Friday, July 31, 2009

Up and Running

Finally!! The renovations and updates are complete at my website!!! Now you can visit www.gretchendiehl.com for my news updates, my most up-to-date images of my artwork, links to sites of other fantastic artists, and also view my latest revision of my artist's statement and CV/Resume!! I am excited, can you tell?! Anyway, take a moment to review all of the updated awesome and let me know what you think!!
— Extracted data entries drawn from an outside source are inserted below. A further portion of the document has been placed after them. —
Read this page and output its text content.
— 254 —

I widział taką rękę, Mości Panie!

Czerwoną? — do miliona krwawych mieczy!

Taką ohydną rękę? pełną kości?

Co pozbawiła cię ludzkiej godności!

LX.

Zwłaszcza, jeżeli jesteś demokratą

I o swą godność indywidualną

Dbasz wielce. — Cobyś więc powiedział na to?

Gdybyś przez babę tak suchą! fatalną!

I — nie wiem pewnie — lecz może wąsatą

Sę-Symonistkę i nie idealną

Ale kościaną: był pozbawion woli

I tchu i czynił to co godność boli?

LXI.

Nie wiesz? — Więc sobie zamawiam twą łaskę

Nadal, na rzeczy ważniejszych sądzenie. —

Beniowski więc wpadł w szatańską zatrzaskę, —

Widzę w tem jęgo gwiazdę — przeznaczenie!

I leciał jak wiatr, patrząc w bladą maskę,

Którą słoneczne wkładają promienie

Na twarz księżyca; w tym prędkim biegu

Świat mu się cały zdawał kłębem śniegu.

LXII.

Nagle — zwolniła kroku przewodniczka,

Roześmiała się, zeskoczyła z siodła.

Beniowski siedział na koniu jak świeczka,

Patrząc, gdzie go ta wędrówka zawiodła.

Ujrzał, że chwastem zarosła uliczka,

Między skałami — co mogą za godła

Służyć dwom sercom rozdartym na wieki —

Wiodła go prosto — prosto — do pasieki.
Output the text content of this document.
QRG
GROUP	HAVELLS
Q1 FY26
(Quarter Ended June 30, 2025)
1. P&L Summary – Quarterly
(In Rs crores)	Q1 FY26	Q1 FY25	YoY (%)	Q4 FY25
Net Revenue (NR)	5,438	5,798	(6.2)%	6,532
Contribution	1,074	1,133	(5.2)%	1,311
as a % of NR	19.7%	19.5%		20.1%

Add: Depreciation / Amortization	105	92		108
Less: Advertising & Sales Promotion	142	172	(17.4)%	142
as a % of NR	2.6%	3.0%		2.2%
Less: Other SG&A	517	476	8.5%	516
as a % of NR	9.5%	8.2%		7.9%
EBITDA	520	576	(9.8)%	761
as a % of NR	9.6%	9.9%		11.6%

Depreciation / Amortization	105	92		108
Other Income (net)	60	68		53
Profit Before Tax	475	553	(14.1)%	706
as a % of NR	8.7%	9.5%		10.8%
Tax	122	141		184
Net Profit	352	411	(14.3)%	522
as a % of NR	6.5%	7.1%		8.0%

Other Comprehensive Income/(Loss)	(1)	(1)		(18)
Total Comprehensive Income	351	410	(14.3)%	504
(My site renovations were made possible by otherpeoplespixels.com. Any artist who is interested in designing their own site should totally look into working with them. Mustafa told me about their services, which are totally affordable. You can set up a free trial website, and then pay for it if you like how easy it is to use!!! They make updating and even selling through paypal really simple! Let them know that i referred you and i get a free month! and then you get a free necklace from me! ...or something, we can negotiate!!)

Monday, July 20, 2009

man babies

I've always been interested in the reasons people have for procreating. At 27, I am undecided as to whether or not children will be in my future, which does not particularly stress me out one way or the other. As a child, I collected Cabbage Patch dolls, and had, like, 50 (no exaggeration). I had a Barbie kitchenette, a kid-sized hutch and doll-sized cradles and strollers taking over my room. I thought that getting married and having children was the only way that becoming an adult would happen, and that unmarried women had some kind of social disorder. Once I started going to college, I started questioning all of the bizarre mommy-training that had been going on throughout my childhood (and almost every other woman's childhood), and have since been quite interested in my biological urges and the extent to which they can be attributed to conditioning. In this situation nurture obviously outweighs nature, but to what extent? When I think of myself as a mother in the future, is it because that is really what I want, or is it only the remnants of this strange doll tradition? When I believe that is not a part of my future, is that really what I want, or is it a backlash against the doll tradition? Who thought of giving little girls facsimiles of babies to play with in the first place?! I think almost every woman has to deal with the assessment of where these urges and counter-urges come from, whether or not it matters, and which ones win out in the end.
At the end of graduate school I started exploring this idea a little more intimately, and created a series of stuffed rabbits with masks of babies faces on them. They came out extra creepy and funny, and I called them the surrogates. I liked the idea that one object can stand in for another, or be a place-keeper for a period of time. The idea was training for motherhood, and the weirdness of that venture; stuffed animals get traded in for dolls, which are then traded in for pets, and eventually babies. We learn over time to make living things dependent on us, and we start to love the feeling of being needed. The second series I was sketching out was a similar idea that involved the idea of blending genes, or keeping a man. I was going to do a series of collages of images of mothers and babies, with and without fathers, where the babies were wearing masks of the father's faces. It was supposed to illustrate the idea of taking some of a man and transferring it onto a dependent new human being. It's a little sick, but sometimes I think it's part of the motivation to procreate.
Well, I never did carry out that collage series, but Emily did show me this amazing website that did what I wanted to do only better. I know they are probably just trying to be creepy and funny, but I think there's something poignant about it. Enjoy Manbabies.

Friday, July 17, 2009

The Uniform Project Revisited


Sheena Matheiken's brainchild The Uniform Project seems to be garnering lots of support for educational programs in India. The last time I checked, there had been about $250 donated by fans supporting the site, but today that total is over $5,000!!! If you have not checked out The Uniform Project, do so today. It is tons of fun, and an inspiring use of fashion as vehicle of social consciousness. I like anything that makes me feel good about my job.
Also, she featured one of my necklaces (designed by me, drawn by caitlin kuhwald) on Jun 27, 2009.